Use Cases

MLOps Pipeline for Autonomous Welding Robots

Our work with a US-based Autonomous Welding Robot help streamline ML models development by continuously re-train and evaluate ImageML as new images become available, continuously.

The Challenge

Our client goal is in maintaining the peak performance of their robotic welding accuracy. High quality data and timely Models training are crucial to the efficacy of the tasks executed by robots. The dynamic nature of their operations required constant adaptation to new data and scenarios, demanding a sophisticated approach to model management and training.

MLOps Pipeline
Data Preparation and Training

The idea of MLOps Pipeline is not new, but not everyone get it working end-to-end. Our team worked with client to develop a full end-to-end MLOps pipeline that continuously takes production data, transform and prepare features for Image model training

Evaluate and Deploy
Automate model evaluation and deployment

Our MLOps Solution help manages model versioning, evaluate model performance and accuracy.
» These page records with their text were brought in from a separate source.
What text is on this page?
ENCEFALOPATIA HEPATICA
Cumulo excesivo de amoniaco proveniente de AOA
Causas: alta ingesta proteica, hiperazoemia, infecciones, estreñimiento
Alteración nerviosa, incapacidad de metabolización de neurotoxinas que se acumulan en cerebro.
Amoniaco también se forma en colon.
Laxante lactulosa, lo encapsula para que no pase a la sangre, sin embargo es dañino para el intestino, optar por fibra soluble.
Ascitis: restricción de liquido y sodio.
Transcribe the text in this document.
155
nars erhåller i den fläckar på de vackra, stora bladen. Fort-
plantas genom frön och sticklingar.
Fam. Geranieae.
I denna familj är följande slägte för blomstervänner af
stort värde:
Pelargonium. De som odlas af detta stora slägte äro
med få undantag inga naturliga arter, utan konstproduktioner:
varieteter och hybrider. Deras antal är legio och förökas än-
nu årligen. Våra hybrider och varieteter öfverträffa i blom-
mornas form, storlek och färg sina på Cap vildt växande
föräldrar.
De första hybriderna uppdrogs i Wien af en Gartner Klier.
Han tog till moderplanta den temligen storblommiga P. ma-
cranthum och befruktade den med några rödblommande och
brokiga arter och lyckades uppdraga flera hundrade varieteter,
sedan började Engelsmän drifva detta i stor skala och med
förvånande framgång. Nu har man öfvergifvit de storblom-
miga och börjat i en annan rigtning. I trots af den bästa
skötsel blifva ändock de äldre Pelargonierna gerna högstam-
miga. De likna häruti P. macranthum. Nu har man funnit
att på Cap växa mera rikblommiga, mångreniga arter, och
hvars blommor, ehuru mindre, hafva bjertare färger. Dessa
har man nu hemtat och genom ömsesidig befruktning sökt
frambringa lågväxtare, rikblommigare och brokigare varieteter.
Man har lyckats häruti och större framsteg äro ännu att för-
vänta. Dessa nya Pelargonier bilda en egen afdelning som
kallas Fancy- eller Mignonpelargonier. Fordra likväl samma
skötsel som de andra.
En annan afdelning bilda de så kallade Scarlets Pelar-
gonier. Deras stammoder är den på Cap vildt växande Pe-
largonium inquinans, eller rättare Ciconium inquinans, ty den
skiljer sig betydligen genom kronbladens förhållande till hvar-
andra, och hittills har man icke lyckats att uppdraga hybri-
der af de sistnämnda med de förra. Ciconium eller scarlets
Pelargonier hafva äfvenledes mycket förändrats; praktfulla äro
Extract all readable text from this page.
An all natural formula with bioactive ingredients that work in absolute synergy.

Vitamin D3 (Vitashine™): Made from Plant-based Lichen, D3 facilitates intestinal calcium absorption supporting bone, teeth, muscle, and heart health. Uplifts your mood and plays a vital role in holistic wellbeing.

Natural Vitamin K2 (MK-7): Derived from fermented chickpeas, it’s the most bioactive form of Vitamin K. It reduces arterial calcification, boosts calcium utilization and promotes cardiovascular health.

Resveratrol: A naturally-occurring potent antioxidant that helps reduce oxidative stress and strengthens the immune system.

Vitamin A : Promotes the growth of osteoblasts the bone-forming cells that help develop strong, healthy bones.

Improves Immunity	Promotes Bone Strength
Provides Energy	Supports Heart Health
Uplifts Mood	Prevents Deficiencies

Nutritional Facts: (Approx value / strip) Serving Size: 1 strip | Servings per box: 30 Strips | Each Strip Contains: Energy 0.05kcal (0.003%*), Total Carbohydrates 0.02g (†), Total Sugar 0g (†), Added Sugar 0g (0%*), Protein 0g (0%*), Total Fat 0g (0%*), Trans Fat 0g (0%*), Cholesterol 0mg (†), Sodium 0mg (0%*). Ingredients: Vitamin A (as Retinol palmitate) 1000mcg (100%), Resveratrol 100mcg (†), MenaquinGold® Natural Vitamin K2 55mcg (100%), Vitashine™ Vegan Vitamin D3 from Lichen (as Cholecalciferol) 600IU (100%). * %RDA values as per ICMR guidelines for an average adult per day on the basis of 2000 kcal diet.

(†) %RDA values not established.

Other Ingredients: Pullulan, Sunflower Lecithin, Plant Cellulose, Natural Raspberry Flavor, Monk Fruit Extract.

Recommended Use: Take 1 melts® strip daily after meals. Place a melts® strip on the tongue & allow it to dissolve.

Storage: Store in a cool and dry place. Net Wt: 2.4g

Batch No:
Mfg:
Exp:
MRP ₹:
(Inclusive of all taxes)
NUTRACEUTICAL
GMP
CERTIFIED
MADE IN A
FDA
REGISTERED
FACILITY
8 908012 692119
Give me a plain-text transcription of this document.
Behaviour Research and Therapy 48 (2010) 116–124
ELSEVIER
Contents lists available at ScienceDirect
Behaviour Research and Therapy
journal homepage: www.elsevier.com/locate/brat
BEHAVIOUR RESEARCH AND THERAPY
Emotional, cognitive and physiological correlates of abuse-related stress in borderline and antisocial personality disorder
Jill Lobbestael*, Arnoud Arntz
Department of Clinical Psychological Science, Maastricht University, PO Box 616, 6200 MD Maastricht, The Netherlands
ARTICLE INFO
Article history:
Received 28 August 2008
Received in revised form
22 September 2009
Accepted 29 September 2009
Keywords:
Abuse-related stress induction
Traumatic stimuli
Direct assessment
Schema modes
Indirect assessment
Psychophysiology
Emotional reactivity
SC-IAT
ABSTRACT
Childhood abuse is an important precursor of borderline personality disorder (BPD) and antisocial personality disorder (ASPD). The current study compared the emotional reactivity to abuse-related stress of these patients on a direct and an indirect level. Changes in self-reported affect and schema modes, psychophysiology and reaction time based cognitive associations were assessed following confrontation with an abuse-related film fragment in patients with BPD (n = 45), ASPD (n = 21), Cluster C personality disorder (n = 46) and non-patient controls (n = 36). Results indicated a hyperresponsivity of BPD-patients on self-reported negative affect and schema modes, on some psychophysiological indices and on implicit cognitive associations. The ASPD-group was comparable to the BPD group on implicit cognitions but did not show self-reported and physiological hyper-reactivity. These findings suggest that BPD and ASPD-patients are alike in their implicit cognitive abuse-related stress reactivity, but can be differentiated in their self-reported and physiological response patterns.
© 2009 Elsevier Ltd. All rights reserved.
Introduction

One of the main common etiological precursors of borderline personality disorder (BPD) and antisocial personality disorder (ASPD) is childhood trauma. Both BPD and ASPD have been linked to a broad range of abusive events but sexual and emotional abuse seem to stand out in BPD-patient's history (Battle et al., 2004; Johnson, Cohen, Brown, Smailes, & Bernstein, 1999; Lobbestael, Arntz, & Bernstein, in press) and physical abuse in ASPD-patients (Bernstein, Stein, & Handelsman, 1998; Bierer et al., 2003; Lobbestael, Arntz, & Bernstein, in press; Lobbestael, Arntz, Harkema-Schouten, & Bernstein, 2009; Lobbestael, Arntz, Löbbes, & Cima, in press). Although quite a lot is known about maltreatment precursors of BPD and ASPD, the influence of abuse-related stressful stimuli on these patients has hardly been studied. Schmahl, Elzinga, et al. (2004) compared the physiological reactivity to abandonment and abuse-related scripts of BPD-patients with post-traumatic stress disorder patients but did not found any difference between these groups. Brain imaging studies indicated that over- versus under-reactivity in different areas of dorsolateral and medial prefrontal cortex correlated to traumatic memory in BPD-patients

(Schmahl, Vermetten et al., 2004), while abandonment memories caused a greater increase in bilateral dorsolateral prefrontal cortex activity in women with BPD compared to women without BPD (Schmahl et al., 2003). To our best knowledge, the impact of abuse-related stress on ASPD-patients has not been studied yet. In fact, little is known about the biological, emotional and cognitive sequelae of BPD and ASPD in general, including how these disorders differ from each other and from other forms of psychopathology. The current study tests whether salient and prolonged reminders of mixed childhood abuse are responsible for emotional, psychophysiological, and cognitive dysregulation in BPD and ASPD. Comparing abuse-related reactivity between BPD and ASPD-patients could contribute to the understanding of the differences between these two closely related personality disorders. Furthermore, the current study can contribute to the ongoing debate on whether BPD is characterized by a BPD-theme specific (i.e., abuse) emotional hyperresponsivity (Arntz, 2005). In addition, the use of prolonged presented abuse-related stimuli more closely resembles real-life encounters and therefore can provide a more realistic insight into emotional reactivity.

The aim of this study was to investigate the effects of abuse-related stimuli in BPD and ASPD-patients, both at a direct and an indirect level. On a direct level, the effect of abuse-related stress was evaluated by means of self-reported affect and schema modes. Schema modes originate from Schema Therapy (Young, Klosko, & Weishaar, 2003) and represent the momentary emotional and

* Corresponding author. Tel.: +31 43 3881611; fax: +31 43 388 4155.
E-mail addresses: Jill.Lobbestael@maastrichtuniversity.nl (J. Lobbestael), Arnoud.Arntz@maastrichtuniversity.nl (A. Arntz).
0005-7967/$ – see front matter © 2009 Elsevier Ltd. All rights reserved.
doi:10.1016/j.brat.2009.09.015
In some cases, improved models that meet certain accuracy threshold can be deployed to production automatically. This allows our client to achieve fully autonomous ML lifecycle

Result

Robots that learn continuously

The welding robots look almost like they can learn on their own, day after day. Our clients is able to stay on top of ever changing manufacturing requirements.

Autonomous Welding Robots experienced a substantial increase in welding precision and efficiency. Downtime due to outdated models was minimized, leading to improved overall productivity. The MLOps implementation not only solved immediate challenges but also future-proofed their operations for evolving demands.